/
XMLAttributeExtractor

XMLAttributeExtractor

Overview

Identified by type="XML", this AttributeExtractor implements an XML-based rule syntax for designating SAML attributes and name identifiers to decode into internal attributes. Your configuration will almost certainly be using this plugin type. Next to metadata, this is probably the most commonly "touched" aspect of the configuration on the SAML side and forms the basis of the useful behavior of the SP to get information out of the SAML exchange into server variables for your application to access.

At a basic level, what you're doing here is taking each individual SAML Attribute or Name Identifier you want to support and creating a corresponding <am:Attribute> element (or uncommenting or adjusting one that already exists by default) in the configuration to match and map that incoming thing into an internal thing.

A full set of examples of different kinds of rules can be found in the XMLAttributeExtractorExamples topic.

The plugin supports extraction of SAML Attributes and Name Identifiers from the following SAML constructs (it does not know how to pull any other data from these elements, only SAML Attributes and Name Identifiers):

  • <saml:Assertion>

  • <saml:Attribute>

  • <saml:NameIdentifier>

  • <saml2:Assertion>

  • <saml2:Attribute>

  • <saml2:NameID>

  • <saml2:EncryptedAttribute>

The actual extraction process relies on a secondary layer of AttributeDecoder plugins that actually consume the XML content and turn it into string data.

This extractor's configuration is implemented as a reloadable XML resource, which means that the XML rules can be supplied inline, in a local file, or a remote file, and can be monitored for changes and reloaded on the fly (but see the warning below).
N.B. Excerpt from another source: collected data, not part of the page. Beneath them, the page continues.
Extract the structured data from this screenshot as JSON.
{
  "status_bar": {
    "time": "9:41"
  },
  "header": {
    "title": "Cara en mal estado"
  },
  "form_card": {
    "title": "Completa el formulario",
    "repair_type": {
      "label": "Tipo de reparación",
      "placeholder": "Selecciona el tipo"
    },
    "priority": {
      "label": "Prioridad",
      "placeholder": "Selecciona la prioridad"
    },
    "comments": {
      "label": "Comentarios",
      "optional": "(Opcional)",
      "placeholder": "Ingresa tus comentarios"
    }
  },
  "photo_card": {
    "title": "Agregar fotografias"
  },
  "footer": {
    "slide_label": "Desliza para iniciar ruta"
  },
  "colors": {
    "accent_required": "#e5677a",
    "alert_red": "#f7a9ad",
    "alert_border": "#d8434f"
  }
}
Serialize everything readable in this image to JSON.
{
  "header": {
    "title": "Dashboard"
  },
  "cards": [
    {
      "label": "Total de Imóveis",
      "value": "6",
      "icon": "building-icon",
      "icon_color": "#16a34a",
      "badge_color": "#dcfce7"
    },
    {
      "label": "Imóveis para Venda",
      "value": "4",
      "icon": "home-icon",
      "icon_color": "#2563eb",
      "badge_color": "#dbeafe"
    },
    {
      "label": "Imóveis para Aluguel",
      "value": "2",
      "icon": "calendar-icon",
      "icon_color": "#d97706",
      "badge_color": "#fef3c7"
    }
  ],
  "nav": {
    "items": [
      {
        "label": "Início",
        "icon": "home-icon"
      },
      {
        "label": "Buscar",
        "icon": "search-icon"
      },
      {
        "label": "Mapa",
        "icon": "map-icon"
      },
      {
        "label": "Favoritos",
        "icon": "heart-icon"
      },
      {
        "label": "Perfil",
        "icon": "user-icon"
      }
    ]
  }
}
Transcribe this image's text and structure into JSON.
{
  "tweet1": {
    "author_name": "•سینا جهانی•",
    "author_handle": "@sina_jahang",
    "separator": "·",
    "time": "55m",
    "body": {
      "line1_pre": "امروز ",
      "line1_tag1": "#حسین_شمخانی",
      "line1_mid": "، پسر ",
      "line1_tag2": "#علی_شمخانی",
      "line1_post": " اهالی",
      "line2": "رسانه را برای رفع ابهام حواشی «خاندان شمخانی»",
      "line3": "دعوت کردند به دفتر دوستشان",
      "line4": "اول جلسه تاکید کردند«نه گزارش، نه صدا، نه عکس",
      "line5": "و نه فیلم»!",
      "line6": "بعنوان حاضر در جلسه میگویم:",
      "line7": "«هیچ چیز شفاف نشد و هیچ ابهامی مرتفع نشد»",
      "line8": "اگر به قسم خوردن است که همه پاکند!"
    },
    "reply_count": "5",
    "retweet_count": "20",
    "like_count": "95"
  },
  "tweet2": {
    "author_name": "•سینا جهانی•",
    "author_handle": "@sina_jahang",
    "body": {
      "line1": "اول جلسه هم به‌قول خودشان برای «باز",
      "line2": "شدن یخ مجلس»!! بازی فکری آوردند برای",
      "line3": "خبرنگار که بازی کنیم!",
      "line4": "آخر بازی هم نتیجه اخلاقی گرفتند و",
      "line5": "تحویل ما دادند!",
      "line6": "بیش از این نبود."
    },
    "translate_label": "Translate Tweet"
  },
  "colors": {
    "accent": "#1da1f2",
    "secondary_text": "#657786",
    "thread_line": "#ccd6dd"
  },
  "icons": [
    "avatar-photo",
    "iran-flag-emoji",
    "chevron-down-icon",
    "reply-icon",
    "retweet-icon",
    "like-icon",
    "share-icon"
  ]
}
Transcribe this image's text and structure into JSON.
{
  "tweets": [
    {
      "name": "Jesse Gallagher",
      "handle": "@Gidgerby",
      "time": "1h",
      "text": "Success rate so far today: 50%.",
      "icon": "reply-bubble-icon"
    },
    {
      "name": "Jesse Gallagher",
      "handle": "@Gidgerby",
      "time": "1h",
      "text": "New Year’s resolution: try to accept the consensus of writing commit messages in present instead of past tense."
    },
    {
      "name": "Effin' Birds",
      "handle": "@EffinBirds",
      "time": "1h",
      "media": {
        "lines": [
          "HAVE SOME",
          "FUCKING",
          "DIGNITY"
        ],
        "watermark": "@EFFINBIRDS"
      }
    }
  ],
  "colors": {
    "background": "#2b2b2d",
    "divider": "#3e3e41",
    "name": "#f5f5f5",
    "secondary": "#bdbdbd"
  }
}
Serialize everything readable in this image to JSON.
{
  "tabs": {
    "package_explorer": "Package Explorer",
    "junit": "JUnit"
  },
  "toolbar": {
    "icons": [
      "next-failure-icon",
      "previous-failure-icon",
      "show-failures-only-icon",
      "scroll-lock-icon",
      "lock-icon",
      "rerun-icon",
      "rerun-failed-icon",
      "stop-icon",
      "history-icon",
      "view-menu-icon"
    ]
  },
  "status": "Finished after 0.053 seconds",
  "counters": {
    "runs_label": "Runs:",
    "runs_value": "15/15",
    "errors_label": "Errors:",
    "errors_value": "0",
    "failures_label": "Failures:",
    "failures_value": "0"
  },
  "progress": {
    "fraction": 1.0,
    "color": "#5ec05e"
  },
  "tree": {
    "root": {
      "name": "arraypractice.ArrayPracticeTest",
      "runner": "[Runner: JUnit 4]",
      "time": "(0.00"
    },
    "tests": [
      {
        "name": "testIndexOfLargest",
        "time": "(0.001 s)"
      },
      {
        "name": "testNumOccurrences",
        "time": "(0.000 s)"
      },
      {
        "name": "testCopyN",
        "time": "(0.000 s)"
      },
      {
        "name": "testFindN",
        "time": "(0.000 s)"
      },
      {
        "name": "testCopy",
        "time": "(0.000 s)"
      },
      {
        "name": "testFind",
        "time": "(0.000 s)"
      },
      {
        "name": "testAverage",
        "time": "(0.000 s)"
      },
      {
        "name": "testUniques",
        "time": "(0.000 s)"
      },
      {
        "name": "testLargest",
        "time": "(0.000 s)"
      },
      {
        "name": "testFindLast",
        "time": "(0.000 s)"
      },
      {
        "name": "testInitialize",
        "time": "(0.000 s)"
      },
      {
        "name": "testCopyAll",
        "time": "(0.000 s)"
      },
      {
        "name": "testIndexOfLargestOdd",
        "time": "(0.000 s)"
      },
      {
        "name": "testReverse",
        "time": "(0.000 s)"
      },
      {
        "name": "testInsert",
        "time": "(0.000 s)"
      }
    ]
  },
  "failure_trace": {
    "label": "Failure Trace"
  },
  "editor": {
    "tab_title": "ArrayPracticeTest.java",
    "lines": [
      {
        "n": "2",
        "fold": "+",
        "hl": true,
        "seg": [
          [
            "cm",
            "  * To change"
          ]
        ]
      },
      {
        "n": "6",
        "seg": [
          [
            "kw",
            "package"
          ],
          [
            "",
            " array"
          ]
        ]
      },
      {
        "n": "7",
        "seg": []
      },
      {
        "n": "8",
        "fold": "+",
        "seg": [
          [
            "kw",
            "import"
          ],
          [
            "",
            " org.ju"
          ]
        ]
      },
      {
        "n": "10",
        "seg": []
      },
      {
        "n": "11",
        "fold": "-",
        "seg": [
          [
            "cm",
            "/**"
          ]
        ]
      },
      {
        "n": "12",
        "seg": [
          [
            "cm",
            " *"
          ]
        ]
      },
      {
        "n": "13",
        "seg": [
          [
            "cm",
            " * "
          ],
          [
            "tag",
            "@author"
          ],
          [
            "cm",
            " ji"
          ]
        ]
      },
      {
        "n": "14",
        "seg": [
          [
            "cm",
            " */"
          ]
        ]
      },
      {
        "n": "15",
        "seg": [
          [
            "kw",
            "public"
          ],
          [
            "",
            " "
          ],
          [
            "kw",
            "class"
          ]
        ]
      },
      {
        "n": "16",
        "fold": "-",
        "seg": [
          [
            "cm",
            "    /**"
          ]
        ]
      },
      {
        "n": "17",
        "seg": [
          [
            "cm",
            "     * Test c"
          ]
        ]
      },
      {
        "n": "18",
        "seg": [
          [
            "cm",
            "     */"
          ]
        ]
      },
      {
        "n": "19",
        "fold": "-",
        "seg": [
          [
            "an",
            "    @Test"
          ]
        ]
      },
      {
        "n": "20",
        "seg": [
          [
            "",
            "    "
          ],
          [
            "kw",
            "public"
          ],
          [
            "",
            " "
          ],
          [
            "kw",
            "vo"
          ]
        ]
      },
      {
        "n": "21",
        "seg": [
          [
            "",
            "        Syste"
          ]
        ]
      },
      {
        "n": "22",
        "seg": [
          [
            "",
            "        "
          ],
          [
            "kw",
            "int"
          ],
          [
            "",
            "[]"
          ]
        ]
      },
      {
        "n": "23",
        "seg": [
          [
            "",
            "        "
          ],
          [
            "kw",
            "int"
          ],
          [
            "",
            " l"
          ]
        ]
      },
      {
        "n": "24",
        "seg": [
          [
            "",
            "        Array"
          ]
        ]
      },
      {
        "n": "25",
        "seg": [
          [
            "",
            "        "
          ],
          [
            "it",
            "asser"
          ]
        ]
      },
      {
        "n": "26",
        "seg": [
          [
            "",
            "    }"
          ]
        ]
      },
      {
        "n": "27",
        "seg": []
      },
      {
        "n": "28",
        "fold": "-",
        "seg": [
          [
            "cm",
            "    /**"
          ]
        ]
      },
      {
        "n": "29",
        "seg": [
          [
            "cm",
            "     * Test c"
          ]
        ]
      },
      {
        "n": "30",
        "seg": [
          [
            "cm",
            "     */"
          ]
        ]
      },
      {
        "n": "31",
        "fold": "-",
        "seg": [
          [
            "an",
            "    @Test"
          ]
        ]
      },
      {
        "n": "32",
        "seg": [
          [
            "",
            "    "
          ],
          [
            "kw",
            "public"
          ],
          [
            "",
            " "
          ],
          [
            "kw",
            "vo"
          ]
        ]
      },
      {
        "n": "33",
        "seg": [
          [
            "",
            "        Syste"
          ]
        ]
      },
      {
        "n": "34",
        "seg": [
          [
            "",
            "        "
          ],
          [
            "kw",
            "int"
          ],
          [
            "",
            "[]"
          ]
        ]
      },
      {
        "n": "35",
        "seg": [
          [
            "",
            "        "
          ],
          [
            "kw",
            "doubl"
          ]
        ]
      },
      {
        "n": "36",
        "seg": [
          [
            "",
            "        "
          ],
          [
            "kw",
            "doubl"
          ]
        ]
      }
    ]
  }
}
The root of the XML in any of those cases MUST be an <am:Attributes> element, either as a child element in an existing file or the root of a different file.

Exercise caution allowing this particular configuration to be reloadable if you rely on HTTP request headers to access attribute information. You should avoid using headers, in which case the file can be safely made reloadable, but when headers are used there are limitations internally on how the system tracks which headers are being reserved for SP data and if this falls out of sync, it becomes possible for a client to smuggle/spoof headers into unprotected variables the SP hasn't recognized it needs to protect yet because the set changed.

A full restart of both the shibd daemon and the web server is generally required to make header extraction changes reliable, and as a result the shipping defaults mark this configuration as non-reloadable.

General Configuration

Each <am:Attribute> child element installs a rule for extracting a particular SAML Attribute or type of Name Identifier into an internal SP attribute. The source of the attribute is identified with the name (and possibly nameFormat) XML attributes and internally tagged by the id.

The name property in the rule corresponds to the Name XML attribute of a SAML <saml2:Attribute> or <saml1:Attribute> element or the Format XML attribute of a SAML <saml2:NameID> or <saml1:NameIdentifier> element.

The Shibboleth SP by default will install rules using a nameFormat of urn:mace:shibboleth:1.0:attributeNamespace:uri and urn:oasis:names:tc:SAML:2.0:attrname-format:uri to accommodate both SAML versions.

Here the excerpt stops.